Dutch Bike: Impressions After an Absence
I own a 15 year old Gazelle A-Touren that is pretty much the prototypical Dutch bike. It was my main city bike for a while, until I put it in storage last November. Yesterday I retrieved the Gazelle (
I am looking to sell it edited to add: I have now sold this bicycle), dusted it off, and rode it for the first time in 4 months. The nice thing about riding a very distinct type of bicycle after a long absence, is that everything about it seems new again and you notice aspects of the ride quality that didn't stand out when the bike was familiar. So I wanted to take this opportunity to write up my impressions of Dutch bike handling - from the altered perspective of someone who's now also ridden a variety of other bicycles.
The unweighted front end was a sensation that took getting used to after an absence. However, it was really just a matter of training my body to adjust to it. After circling the block a few times and picking up speed, the handling already began to feel intuitive again. With the handlebars way behind the font hub, this is not a super-responsive bicycle. There is almost a feeling of passivity or detachment in riding it, like being in the back seat of a vehicle instead of the driver's seat.
These factors combined are what's responsible for the "regal" feeling associated with riding a Dutch bike. The effortlessness, the perfect posture, the ability to observe one's surroundings in a way that cannot be done on other bikes - it all encourages a relaxed and confident attitude. The wide 28" tires create a plush ride quality that further contributes to the luxurious feel. The nuisance of potholes and rough road surfaces need not trouble the rider. As I rode the Gazelle around the neighborhood, it felt as if I were sailing aboard a luxury liner more than riding a bike. I had completely forgotten that sensation.
Of course another thing I'd forgotten was the weight of the bike.

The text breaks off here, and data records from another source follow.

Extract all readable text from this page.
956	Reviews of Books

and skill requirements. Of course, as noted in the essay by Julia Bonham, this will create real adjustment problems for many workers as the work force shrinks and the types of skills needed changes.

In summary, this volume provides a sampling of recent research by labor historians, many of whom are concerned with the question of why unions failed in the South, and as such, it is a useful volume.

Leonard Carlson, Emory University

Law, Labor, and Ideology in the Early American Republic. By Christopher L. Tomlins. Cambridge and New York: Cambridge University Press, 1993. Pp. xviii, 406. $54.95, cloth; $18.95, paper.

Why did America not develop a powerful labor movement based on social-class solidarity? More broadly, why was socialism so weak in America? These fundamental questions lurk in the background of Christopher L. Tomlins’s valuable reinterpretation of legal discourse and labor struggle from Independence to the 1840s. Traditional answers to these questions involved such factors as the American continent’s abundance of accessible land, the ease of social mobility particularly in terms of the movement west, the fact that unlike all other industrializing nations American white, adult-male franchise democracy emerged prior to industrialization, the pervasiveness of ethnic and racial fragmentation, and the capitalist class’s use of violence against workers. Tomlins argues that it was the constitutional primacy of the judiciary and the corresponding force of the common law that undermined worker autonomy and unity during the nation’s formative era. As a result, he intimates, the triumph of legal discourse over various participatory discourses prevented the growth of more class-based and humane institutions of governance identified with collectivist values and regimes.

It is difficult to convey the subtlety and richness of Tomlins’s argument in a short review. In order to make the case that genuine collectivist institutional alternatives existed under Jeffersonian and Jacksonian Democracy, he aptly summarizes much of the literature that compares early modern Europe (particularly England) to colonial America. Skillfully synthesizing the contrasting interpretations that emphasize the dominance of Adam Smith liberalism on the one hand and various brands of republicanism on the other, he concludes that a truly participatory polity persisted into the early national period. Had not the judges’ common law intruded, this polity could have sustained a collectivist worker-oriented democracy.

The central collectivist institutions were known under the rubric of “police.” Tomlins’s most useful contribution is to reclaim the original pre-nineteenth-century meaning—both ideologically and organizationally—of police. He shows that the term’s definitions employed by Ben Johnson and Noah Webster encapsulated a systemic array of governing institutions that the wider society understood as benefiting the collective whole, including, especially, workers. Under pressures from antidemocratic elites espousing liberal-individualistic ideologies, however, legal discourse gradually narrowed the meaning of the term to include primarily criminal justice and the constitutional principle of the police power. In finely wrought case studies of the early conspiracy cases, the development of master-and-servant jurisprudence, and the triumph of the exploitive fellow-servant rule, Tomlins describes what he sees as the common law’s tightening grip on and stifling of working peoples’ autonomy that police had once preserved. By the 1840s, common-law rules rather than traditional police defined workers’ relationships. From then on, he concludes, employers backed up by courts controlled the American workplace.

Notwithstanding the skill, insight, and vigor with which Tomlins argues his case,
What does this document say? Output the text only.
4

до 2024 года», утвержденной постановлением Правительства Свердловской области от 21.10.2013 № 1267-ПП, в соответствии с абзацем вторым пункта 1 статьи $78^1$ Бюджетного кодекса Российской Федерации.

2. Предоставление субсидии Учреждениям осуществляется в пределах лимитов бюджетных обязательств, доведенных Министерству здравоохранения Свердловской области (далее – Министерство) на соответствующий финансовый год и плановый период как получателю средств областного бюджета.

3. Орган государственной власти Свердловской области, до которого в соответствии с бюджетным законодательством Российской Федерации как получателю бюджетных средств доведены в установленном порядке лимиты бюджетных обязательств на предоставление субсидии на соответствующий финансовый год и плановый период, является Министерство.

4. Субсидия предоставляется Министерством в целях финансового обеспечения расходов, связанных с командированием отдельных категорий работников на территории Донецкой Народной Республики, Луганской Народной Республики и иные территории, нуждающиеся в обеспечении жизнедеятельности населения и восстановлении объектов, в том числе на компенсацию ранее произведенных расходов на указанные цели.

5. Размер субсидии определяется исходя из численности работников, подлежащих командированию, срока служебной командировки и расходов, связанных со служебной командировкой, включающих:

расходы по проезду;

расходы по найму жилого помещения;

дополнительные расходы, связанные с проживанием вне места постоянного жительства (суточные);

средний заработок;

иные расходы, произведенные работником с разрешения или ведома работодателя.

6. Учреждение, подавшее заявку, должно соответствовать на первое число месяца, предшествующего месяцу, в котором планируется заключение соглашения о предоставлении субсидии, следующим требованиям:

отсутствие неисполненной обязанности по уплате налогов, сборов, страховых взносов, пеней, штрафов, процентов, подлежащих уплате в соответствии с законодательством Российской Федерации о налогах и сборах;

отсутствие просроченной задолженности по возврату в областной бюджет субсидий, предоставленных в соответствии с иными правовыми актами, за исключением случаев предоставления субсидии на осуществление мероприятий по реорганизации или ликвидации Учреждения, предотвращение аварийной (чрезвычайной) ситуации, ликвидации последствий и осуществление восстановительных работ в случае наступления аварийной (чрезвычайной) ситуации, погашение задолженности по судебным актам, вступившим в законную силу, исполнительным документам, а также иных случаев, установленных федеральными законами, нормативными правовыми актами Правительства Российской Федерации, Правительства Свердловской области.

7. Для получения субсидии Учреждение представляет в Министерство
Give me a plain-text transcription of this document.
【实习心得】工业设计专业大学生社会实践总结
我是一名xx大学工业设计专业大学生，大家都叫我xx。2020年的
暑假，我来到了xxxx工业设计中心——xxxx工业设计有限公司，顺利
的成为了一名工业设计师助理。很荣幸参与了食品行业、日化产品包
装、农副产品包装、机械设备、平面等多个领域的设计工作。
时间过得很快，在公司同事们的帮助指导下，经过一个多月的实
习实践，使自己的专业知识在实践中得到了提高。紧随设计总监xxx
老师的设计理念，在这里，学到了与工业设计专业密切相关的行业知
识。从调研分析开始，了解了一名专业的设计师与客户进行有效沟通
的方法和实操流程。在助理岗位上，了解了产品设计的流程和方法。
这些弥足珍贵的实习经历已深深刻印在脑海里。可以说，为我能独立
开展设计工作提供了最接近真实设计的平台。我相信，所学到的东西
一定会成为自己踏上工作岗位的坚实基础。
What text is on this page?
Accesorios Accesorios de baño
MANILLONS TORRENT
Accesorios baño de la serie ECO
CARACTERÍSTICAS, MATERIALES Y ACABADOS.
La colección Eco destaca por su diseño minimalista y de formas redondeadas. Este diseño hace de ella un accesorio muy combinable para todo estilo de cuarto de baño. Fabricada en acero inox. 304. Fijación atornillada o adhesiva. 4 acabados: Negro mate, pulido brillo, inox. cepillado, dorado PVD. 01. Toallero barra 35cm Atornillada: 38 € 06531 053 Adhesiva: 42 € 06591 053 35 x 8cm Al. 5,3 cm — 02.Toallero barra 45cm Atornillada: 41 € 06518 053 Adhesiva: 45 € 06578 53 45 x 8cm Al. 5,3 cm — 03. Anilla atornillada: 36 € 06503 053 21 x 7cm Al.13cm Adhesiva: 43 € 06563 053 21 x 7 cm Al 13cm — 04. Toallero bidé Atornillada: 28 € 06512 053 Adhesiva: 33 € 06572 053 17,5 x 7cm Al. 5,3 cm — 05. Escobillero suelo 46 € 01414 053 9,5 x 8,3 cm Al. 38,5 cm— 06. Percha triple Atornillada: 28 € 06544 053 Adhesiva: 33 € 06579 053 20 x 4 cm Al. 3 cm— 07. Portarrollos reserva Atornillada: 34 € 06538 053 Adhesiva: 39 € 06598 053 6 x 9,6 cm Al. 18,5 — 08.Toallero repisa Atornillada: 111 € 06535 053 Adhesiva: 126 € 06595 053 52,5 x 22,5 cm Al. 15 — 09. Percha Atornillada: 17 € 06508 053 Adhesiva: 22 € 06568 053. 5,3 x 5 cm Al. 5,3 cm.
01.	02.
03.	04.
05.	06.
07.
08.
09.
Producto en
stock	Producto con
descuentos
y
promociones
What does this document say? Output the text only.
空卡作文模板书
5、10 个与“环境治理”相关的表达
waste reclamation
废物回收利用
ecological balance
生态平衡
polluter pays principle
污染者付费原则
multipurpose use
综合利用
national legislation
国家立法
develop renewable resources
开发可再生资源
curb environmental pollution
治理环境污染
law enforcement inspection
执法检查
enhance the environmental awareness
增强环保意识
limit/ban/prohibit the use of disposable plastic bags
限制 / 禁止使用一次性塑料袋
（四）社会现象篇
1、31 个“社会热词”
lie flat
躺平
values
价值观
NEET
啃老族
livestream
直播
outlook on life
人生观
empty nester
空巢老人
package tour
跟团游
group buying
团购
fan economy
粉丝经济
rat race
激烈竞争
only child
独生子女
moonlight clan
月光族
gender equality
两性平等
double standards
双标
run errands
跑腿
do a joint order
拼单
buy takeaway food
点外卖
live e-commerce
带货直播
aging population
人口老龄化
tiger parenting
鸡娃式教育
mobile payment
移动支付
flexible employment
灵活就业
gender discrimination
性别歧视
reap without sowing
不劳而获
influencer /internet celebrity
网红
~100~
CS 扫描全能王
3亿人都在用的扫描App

At just under 50lb, the Gazelle is an armful to drag up and down even a small set of stairs on a regular basis. Having now gotten used to my "heavy" city bikes being a good 15-20lb lighter, I admit I did not welcome the extra weight.
The bike's weight however, does not pose a problem when the Gazelle is in motion. It accelerates easily and retains momentum extremely well. On flats I can fairly quickly get it to 17mph+ in the high gear, which is about as fast as I'd want to go in the city anyhow.
Uphill is of course a different story, though it's not quite as bad as you might think just by looking at the bike. Uphill the Gazelle is slow, but responsive to hard pedaling effort. Unlike some other heavy city bikes, it does not attempt to pull me back, but is willing to advance slowly forward and upward as long as I am willing to push.
Having had the bike out of sight for so long, it was also nice to see its lovely little details again. Being of mid-90s production, the bike is not exactly "vintage," but still the details were more nuanced on these older models than they are today. Examining all the intricate, albeit now rusty, little embellishments on it is a pleasure. The bike was well used before I got my hands on it, and spent a great portion of its life outdoors as I understand it. In light of that history, the extent to which its functionality and aesthetics have been preserved is impressive.
While I love and respect the Gazelle, for my current transportation needs I've come to prefer a more active ride and a slightly more aggressive posture. Still, the positive qualities of this bicycle are hard to beat.
The Dutch bike is an excellent choice for a cyclist who wants to be as upright and relaxed as possible, enjoys a plush ride, prefers to do little to no maintenance on their bicycle even in winter, lives in a fairly flat environment, and is undaunted by weight. It will also appeal to those who love vintage elegance: The basic design of the Dutch bike has gone largely unchanged over the past century and remains an icon of transportation cycling.